We’ve had a few support queries raised recently as to why in XenApp, Microsoft Internet Explorer has GPU acceleration turned off for DirectX applications like Fishbowl, but it works fine with other browsers such as Google Chrome. It turns out this is by design, hard-coded into IE by Microsoft.

Microsoft explicitly turns off GPU acceleration for IE in a remote desktop session. See article http://support.microsoft.com/kb/2528233 under “Do My Video Card and Video Driver Support hardware acceleration?”. You can leave feedback on the article for Microsoft.

Microsoft state:

If Internet Explorer 9 detects that your video card or video driver does not support GPU hardware acceleration, it uses software rendering instead of GPU rendering for the following reasons:  

  • Internet Explorer 9 is running in a remote desktop session.

The uber-geeky mystery (developer-to-developer time)

One of our engineers curious about this played around with a XenServer kernel to probe whether there was a workaround to override this feature. We have a strong suspicion that this is being blocked by the viridian flags (IE seems to turn off GPU usage if viridian enlightenments are enabled.
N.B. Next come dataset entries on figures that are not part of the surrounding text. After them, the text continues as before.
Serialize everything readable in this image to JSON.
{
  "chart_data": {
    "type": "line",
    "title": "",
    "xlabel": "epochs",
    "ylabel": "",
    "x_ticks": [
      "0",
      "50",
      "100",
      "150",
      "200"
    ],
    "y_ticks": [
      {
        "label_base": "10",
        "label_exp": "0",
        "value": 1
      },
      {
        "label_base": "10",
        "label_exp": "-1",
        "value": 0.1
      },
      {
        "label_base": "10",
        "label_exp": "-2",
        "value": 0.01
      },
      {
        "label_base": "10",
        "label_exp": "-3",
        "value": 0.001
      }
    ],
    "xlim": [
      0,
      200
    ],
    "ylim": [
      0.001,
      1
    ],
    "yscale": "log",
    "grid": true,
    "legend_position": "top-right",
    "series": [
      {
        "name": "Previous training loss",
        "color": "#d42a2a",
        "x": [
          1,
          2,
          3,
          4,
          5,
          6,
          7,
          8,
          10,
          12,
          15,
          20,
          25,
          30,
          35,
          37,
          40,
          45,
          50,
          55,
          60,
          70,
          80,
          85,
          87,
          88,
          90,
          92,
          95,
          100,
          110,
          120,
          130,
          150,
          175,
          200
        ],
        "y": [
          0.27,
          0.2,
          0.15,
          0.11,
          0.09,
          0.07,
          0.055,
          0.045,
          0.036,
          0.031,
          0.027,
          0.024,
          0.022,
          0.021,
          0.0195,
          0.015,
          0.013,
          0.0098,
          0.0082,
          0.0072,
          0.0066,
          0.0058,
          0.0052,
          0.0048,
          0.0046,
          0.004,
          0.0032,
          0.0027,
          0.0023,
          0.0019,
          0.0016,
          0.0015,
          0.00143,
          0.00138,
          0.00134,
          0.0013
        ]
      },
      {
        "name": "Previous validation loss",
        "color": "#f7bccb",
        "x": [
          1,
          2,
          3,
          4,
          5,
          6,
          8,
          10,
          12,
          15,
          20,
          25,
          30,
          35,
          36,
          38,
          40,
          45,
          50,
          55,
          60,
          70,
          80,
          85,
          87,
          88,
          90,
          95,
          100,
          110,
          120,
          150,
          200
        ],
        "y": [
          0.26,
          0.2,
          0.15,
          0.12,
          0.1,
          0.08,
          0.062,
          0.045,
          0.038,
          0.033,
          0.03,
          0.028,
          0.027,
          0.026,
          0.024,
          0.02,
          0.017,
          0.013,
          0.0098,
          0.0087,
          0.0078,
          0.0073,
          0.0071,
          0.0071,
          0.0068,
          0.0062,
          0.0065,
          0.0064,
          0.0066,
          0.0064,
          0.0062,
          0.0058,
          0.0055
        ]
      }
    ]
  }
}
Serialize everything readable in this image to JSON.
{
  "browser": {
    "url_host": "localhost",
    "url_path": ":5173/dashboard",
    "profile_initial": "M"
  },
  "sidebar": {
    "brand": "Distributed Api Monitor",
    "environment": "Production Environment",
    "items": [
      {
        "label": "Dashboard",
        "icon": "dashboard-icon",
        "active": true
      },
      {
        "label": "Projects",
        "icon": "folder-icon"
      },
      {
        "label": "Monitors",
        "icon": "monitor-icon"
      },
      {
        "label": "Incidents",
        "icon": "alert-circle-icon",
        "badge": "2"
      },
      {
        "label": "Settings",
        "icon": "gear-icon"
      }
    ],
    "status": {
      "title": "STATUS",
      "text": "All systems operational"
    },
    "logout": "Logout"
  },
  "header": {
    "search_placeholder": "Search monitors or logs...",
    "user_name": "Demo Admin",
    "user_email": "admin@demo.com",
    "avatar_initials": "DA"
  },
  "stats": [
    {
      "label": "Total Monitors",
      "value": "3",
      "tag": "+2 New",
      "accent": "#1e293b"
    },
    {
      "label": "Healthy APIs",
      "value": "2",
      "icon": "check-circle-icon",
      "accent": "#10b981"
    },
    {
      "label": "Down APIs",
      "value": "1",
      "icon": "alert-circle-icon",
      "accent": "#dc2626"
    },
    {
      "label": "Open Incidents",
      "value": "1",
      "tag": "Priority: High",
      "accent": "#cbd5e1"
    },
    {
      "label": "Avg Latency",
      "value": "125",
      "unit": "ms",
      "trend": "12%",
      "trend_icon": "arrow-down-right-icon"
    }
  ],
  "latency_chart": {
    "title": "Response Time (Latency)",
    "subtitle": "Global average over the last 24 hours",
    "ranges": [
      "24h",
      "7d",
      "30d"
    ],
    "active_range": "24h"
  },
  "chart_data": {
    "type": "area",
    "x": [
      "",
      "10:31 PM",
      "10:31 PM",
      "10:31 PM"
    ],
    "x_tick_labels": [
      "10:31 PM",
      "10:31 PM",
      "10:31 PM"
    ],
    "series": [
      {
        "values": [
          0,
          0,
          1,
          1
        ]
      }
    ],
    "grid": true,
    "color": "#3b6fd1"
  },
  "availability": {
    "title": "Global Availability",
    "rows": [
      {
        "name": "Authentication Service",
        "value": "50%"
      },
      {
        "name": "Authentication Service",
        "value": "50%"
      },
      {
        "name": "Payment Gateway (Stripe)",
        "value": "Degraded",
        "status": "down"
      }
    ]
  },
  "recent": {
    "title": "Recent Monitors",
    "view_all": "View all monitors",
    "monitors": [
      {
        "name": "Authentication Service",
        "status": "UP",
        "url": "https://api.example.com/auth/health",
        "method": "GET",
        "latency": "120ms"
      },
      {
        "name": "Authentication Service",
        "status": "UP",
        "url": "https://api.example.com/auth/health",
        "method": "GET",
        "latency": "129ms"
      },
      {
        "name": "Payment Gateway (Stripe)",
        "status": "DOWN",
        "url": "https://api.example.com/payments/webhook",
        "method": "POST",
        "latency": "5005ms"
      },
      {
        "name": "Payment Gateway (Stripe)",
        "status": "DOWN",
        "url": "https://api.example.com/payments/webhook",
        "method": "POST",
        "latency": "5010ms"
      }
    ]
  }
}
You can turn these off on XenServer by setting platform:viridian=false in your VM config; but you will find your VM’s performance is worse as Windows will then rely on Xen’s emulation of h/w – i.e. not useful!), which mean that it will affect hypervisors such as Citrix XenServer or Microsoft’s own Hyper-V. Whilst playing with these flags might confirm the hypothesis it will not prove a workaround.

Side Note: I added some information on checking DirectX and OpenGL application usage of rendering libraries and GPUs is optimal yesterday, on this post.
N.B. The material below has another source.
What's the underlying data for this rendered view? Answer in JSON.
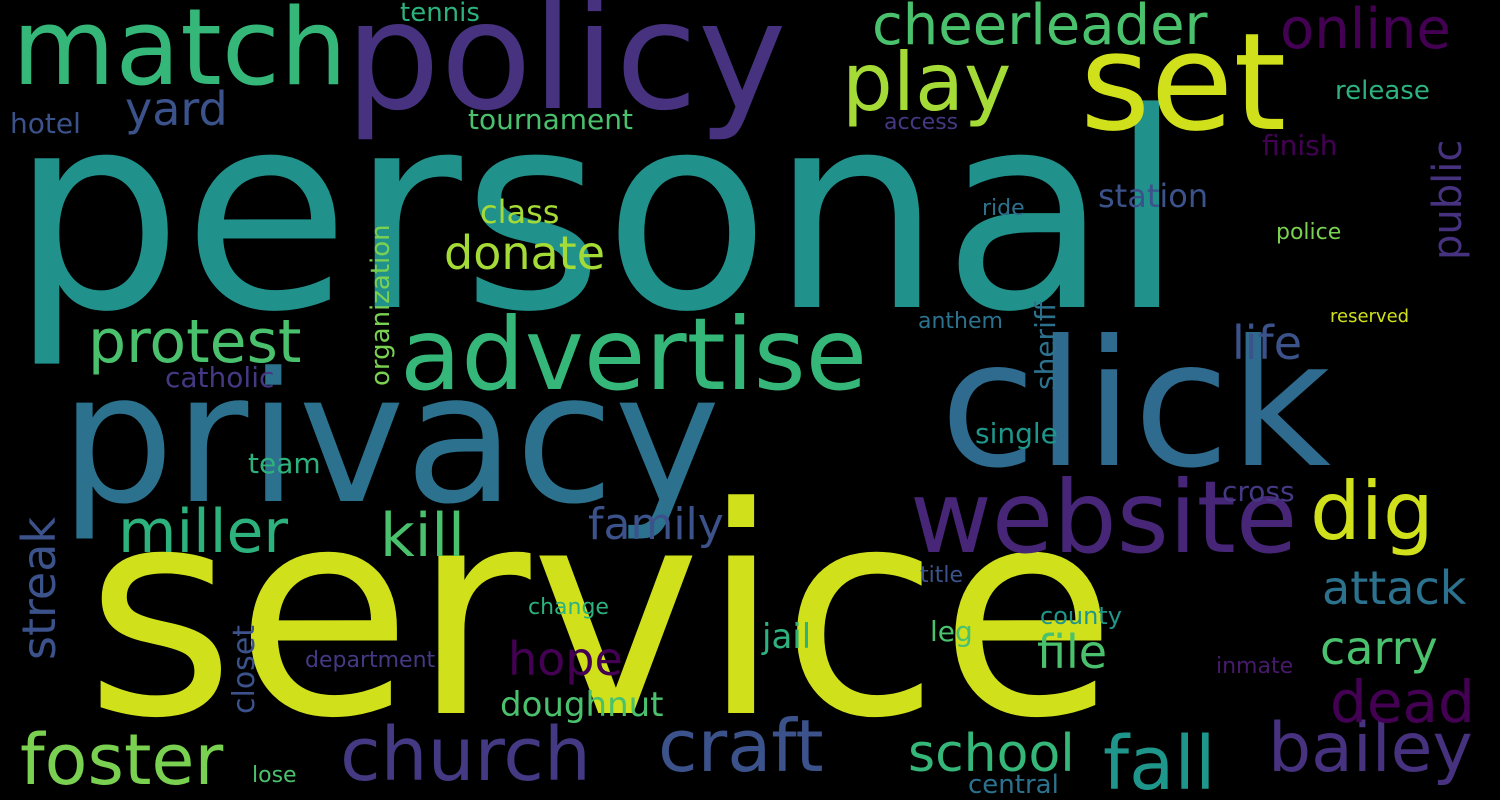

I’ve no idea why Microsoft have designed it like this, I did wonder if it might be tied to Hyper-V licensing or similar but I genuinely don’t know. XenServer actually deliberately uses the same mechanisms as Hyper-V to ensure optimal performance for Windows OSs on Citrix XenServer and in this case we seem aligned to their support for this feature!


At the moment the only workaround I can suggest is to use an alternative browser or benchmarking application (e.g. Unigine Tropics), if you encounter this issue. I have queried this with Microsoft as to whether this will be configurable in the future but really they would need to hear from their IE customers of demand for a design change. So if you have encountered this issue please do let Microsoft know!

UPDATE – Nov 2014

After a long running case via front-line support at Microsoft, Microsoft confirmed that internally IE is turning off the ability to get GPU support. In this case because they were observing hangs and performance issues within IE that they attribute to the GPU and driver. They have agreed to update support KB’s like this one for the relevant IE versions: http://support.microsoft.com/kb/2528233

With this explanation:

  • If Internet Explorer 9 detects that your video card or video driver does support GPU hardware acceleration, it will use software rendering instead of GPU rendering for the following reasons:

My Support reference was: XXXXXXXXXXXXX, if anyone has raised similar. Microsoft have agreed to clarify that they do not believe there is a Citrix issue. I believe a customer would need to raise this in conjunction with their GPU vendor in order to get a detailed explanation of why IE is exposed to this GPU reliability / performance issue but Chrome is not. (Update 16th May 2015: Microsoft have indicated that our support case number is confidential information and have requested it is removed from the blog).